From Singapore with love, Mon Pays Basque

L’été en amour

16 août 2016

©ChrisJoelCampbell

#L’amour

Je reviens. En écriture. Je reviens. A vous, fidèles lecteurs, qui gentiment, me pressez de vous donner des nouvelles. Après deux mois de longue absence. Dédiés aux au-revoir, au mouvement, à la transhumance. Au départ pour l’itinérance. Changement de lieu ; me voici sous l’équateur. Asiatique. Pour quelques mois. Quelques années. Une éternité. Je vous en parlerai.

Je reviens. Au mois d’août. Dans l’été amoureux. Le mois d’août est à la vacance, aux vacances, et à l’amour, bien sûr. A quoi d’autre pourrait-il se dédier ?

Je me souviens de cette jeune fille, dans Paris déserté et ensoleillé, qui pleurait tant, en traversant, dans le mois d’août. Il y avait des débardeurs sur les cœurs et de l’humidité dans les cheveux. Au mois d’août, à Paris, il peut faire chaud. La jeune fille avait le visage blanc et les yeux rouges de ceux qui pleurent. Elle attendait que le feu passe au rouge. Entre elle et moi, des autobus climatisés, des voitures en vacances, des toits ouvrants et des fenêtres, cheveux au vent. Elle attendait que le balai cesse et j’entrevoyais, à travers les véhicules qui se succédaient, son visage qui pleurait. Les larmes qui coulaient. Elle ne les retenait pas ; elle ne le pouvait sans doute pas. Je connaissais ça. Alors quand elle s’est mêlée à la foule chaude et pressée pour traverser, je n’ai pas bougé ; j’ai attendu qu’elle arrive à ma hauteur, et je lui ai pris le bras. Comme ça. Je l’ai attrapée. J’y ai à peine pensé ; je voulais lui dire qu’elle n’était pas seule ; que si elle voulait, je pouvais bien l’aimer, moi. Elle m’a regardée bizarrement, avec douleur et peut-être un peu de dédain finalement. C’était étrange ; il y avait ses larmes étalées sur ses joues, et ses yeux, qui me disaient que je l’importunais. Je l’ai lâchée, elle est partie. Je ne sais pas si elle a pris un peu de mon amour.

A Saint-Jean-de-Luz, au mois d’août, l’amour est à la plage, ou dans les rocailles. Dans les guinguettes et les courses en plein air, chez les sauveteurs en mer et les fêtards d’hier. La journée il se séduit entre les grandes marées, vers le plongeoir ou vers la ligne de bouées, dans quelques vagues bien attrapées ; à Erromardie ou sur le sable de Guéthary. L’amour aimerait se prélasser, ne jamais se quitter dans les halles bondées, si savoureuses, en plein été.

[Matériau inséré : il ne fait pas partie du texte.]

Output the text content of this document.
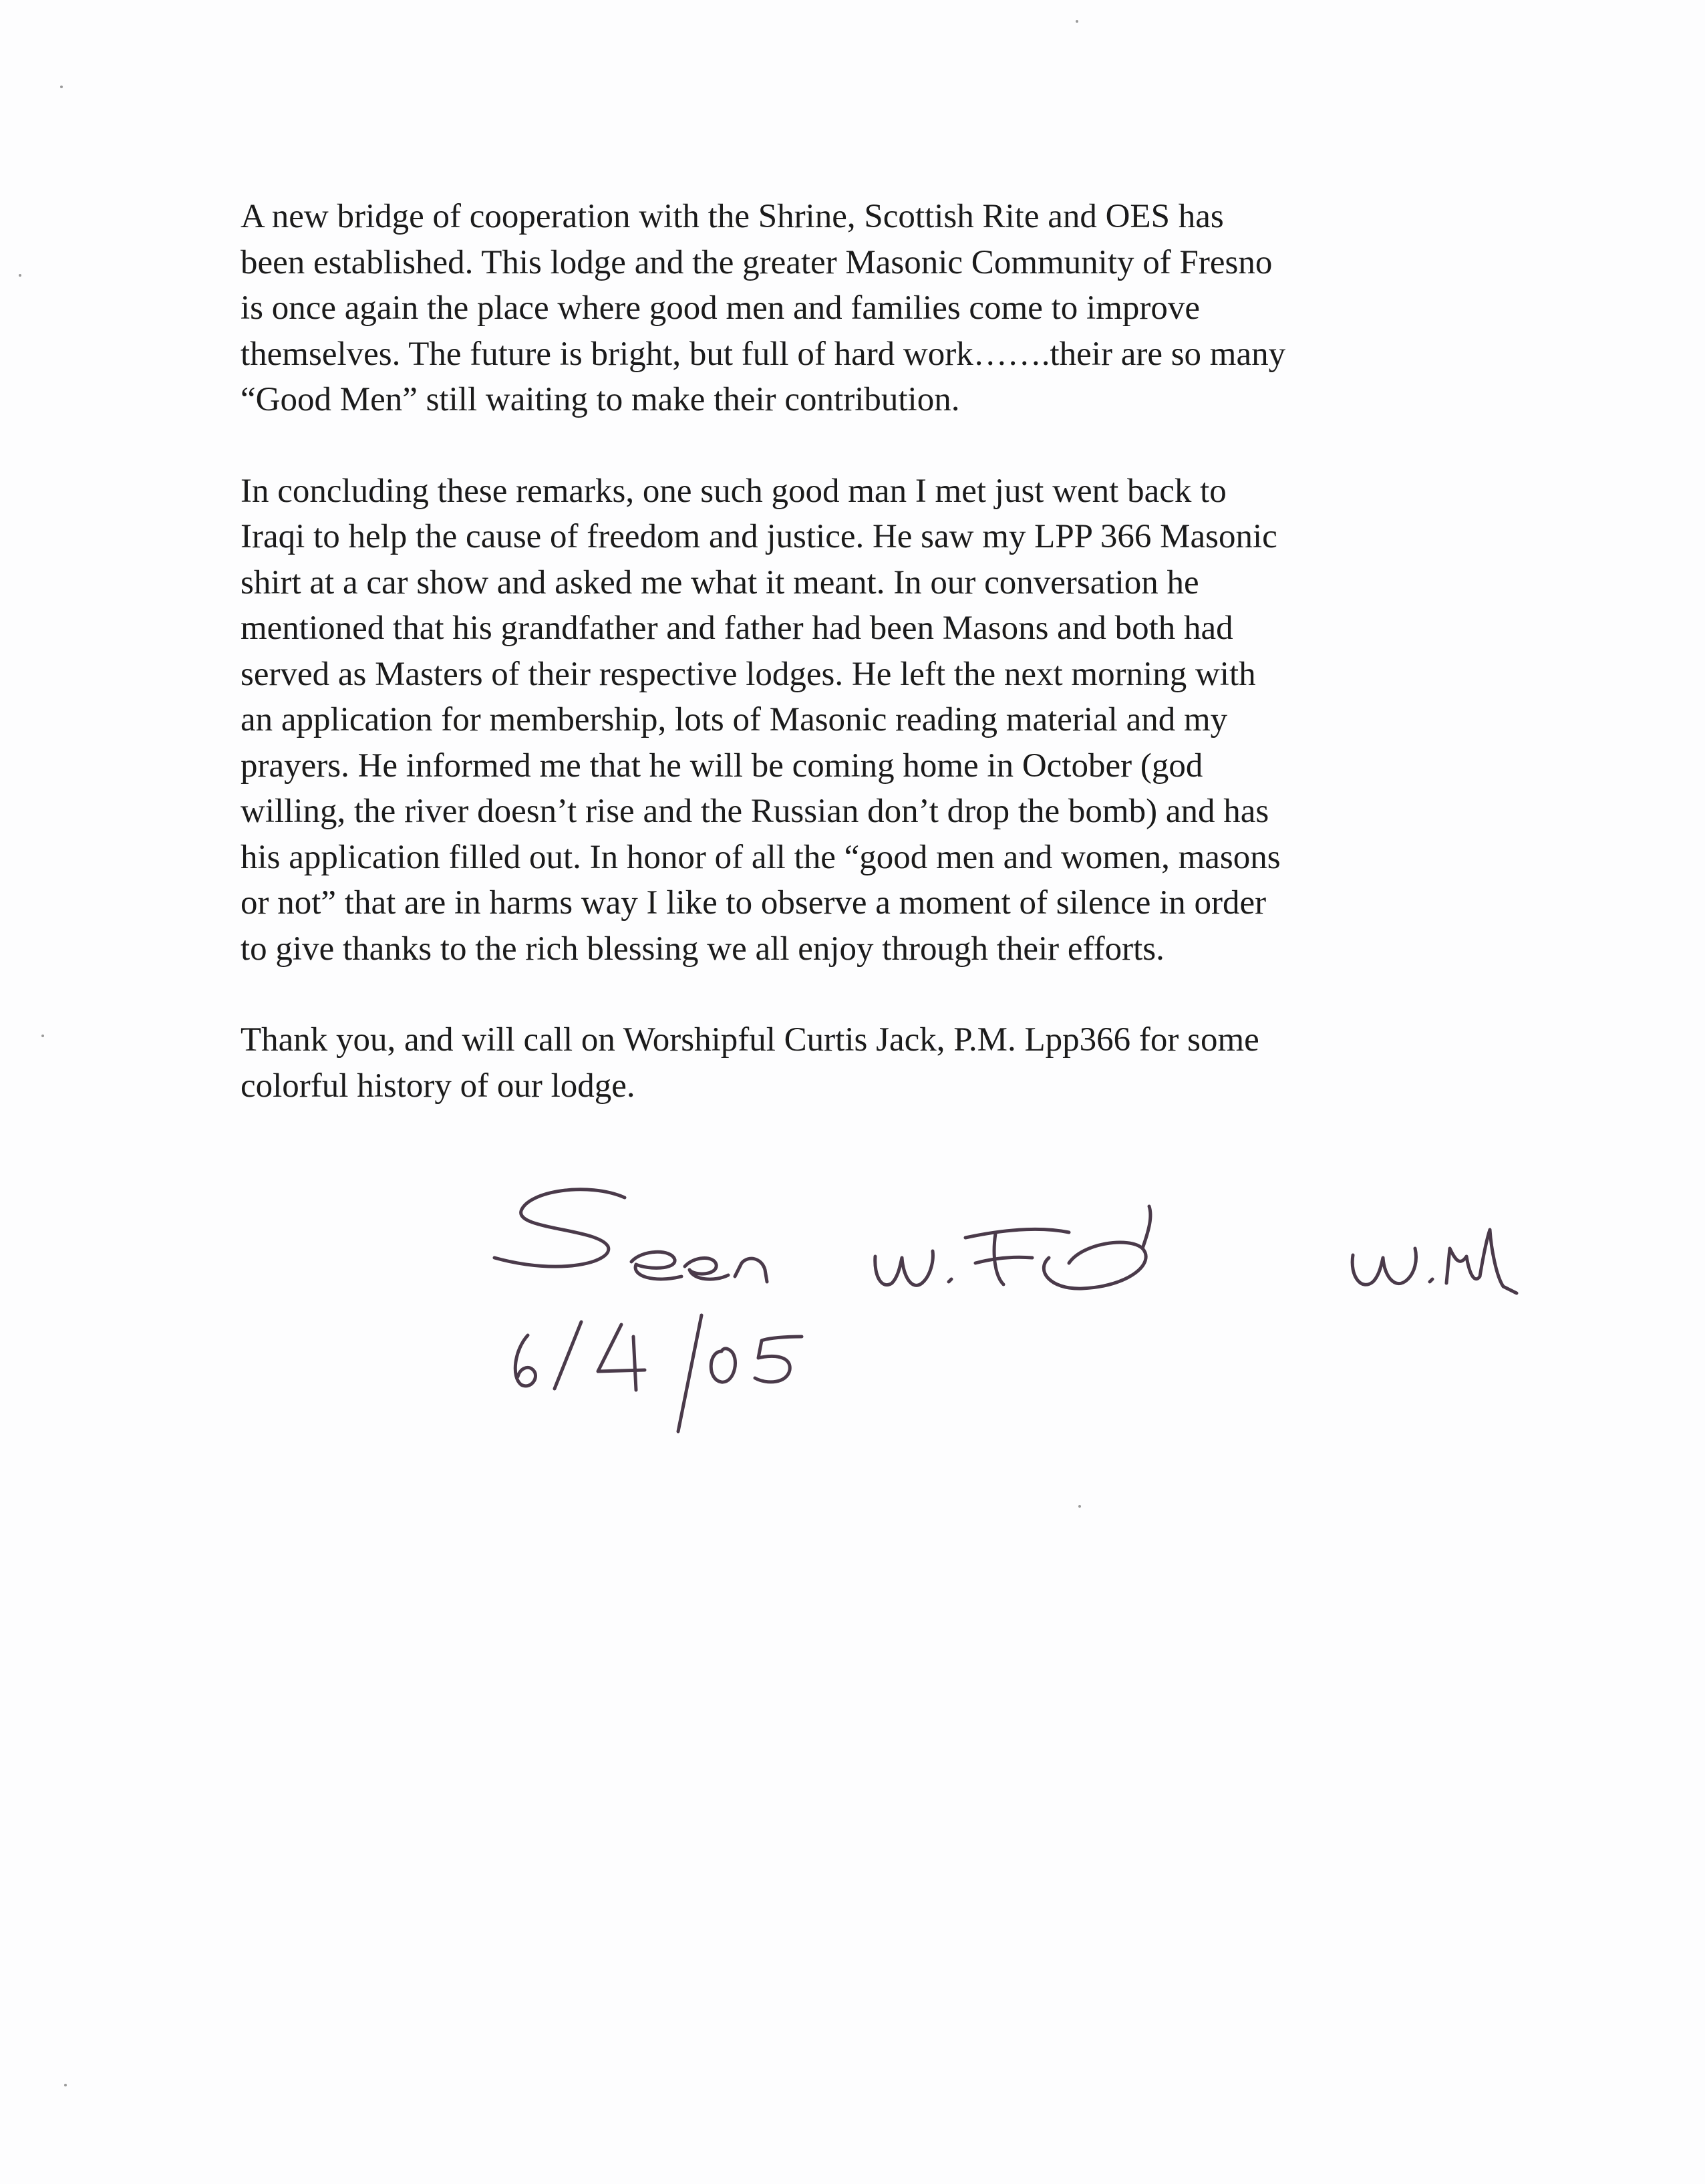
A new bridge of cooperation with the Shrine, Scottish Rite and OES has
been established. This lodge and the greater Masonic Community of Fresno
is once again the place where good men and families come to improve
themselves. The future is bright, but full of hard work…….their are so many
“Good Men” still waiting to make their contribution.

In concluding these remarks, one such good man I met just went back to
Iraqi to help the cause of freedom and justice. He saw my LPP 366 Masonic
shirt at a car show and asked me what it meant. In our conversation he
mentioned that his grandfather and father had been Masons and both had
served as Masters of their respective lodges. He left the next morning with
an application for membership, lots of Masonic reading material and my
prayers. He informed me that he will be coming home in October (god
willing, the river doesn’t rise and the Russian don’t drop the bomb) and has
his application filled out. In honor of all the “good men and women, masons
or not” that are in harms way I like to observe a moment of silence in order
to give thanks to the rich blessing we all enjoy through their efforts.

Thank you, and will call on Worshipful Curtis Jack, P.M. Lpp366 for some
colorful history of our lodge.
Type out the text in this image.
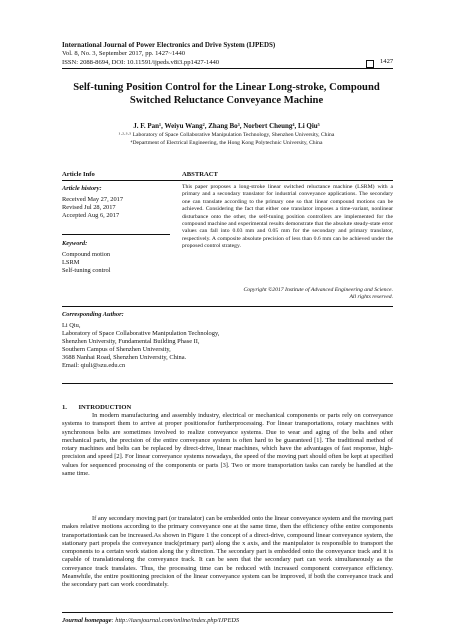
International Journal of Power Electronics and Drive System (IJPEDS)
Vol. 8, No. 3, September 2017, pp. 1427~1440
ISSN: 2088-8694, DOI: 10.11591/ijpeds.v8i3.pp1427-1440	1427
Self-tuning Position Control for the Linear Long-stroke, Compound Switched Reluctance Conveyance Machine
J. F. Pan¹, Weiyu Wang², Zhang Bo³, Norbert Cheung⁴, Li Qiu⁵
¹·²·³·⁵ Laboratory of Space Collaborative Manipulation Technology, Shenzhen University, China
⁴Department of Electrical Engineering, the Hong Kong Polytechnic University, China
Article Info	ABSTRACT
Article history:
Received May 27, 2017
Revised Jul 28, 2017
Accepted Aug 6, 2017
Keyword:
Compound motion
LSRM
Self-tuning control
This paper proposes a long-stroke linear switched reluctance machine (LSRM) with a primary and a secondary translator for industrial conveyance applications. The secondary one can translate according to the primary one so that linear compound motions can be achieved. Considering the fact that either one translator imposes a time-variant, nonlinear disturbance onto the other, the self-tuning position controllers are implemented for the compound machine and experimental results demonstrate that the absolute steady-state error values can fall into 0.03 mm and 0.05 mm for the secondary and primary translator, respectively. A composite absolute precision of less than 0.6 mm can be achieved under the proposed control strategy.
Copyright ©2017 Institute of Advanced Engineering and Science.
All rights reserved.
Corresponding Author:
Li Qiu,
Laboratory of Space Collaborative Manipulation Technology,
Shenzhen University, Fundamental Building Phase II,
Southern Campus of Shenzhen University,
3688 Nanhai Road, Shenzhen University, China.
Email: qiuli@szu.edu.cn
1.       INTRODUCTION
In modern manufacturing and assembly industry, electrical or mechanical components or parts rely on conveyance systems to transport them to arrive at proper positionsfor furtherprocessing. For linear transportations, rotary machines with synchronous belts are sometimes involved to realize conveyance systems. Due to wear and aging of the belts and other mechanical parts, the precision of the entire conveyance system is often hard to be guaranteed [1]. The traditional method of rotary machines and belts can be replaced by direct-drive, linear machines, which have the advantages of fast response, high-precision and speed [2]. For linear conveyance systems nowadays, the speed of the moving part should often be kept at specified values for sequenced processing of the components or parts [3]. Two or more transportation tasks can rarely be handled at the same time.
If any secondary moving part (or translator) can be embedded onto the linear conveyance system and the moving part makes relative motions according to the primary conveyance one at the same time, then the efficiency ofthe entire components transportationtask can be increased.As shown in Figure 1 the concept of a direct-drive, compound linear conveyance system, the stationary part propels the conveyance track(primary part) along the x axis, and the manipulator is responsible to transport the components to a certain work station along the y direction. The secondary part is embedded onto the conveyance track and it is capable of translationalong the conveyance track. It can be seen that the secondary part can work simultaneously as the conveyance track translates. Thus, the processing time can be reduced with increased component conveyance efficiency. Meanwhile, the entire positioning precision of the linear conveyance system can be improved, if both the conveyance track and the secondary part can work coordinately.
Journal homepage: http://iaesjournal.com/online/index.php/IJPEDS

Alors l’amour se cherche et se trouve encore, se pavane et s’adore, rue Gambetta qui ne se vide plus. A la nuit tombée, Place Louis XIV, quand le toro de fuego a brûlé et s’est trop consumé ; dans les coins plus reculés, là-bas, sur la jetée ; sous le phare qui regarde les bateaux s’en aller. Au mois d’août, en plein été, Saint-Jean-de-Luz brûle d’amour.

A Singapour, au mois d’août, l’heure est à l’équateur, à la végétation luxuriante dans la cité-Etat. L’amour se chante dès le matin, et tout au long de la journée, chez les oiseaux du jardin botanique, entre l’appel du souimanga et du loriot de Chine. Chez les humains affairés, l’amour n’en est qu’à sa possibilité. Qu’à son imaginaire. Quand ils auront le temps. Au travers des robes qui frissonnent dans un métro bondé. Derrière ces lunettes de soleil, ombres sur des regards qui ne veulent se croiser. Dans la pudeur de jeunes filles si raffinées, si prometteuses d’un peut-être ; un jour. Alors l’amour se cache, et je le porte, un petit peu, discrètement, dans mon cœur, juste là. Au mois d’août. Quelque part, dans cité-monde, comme tu dis.

Et de l’amour, encore, porté par le vent. Nina Simone. Wild is the wind.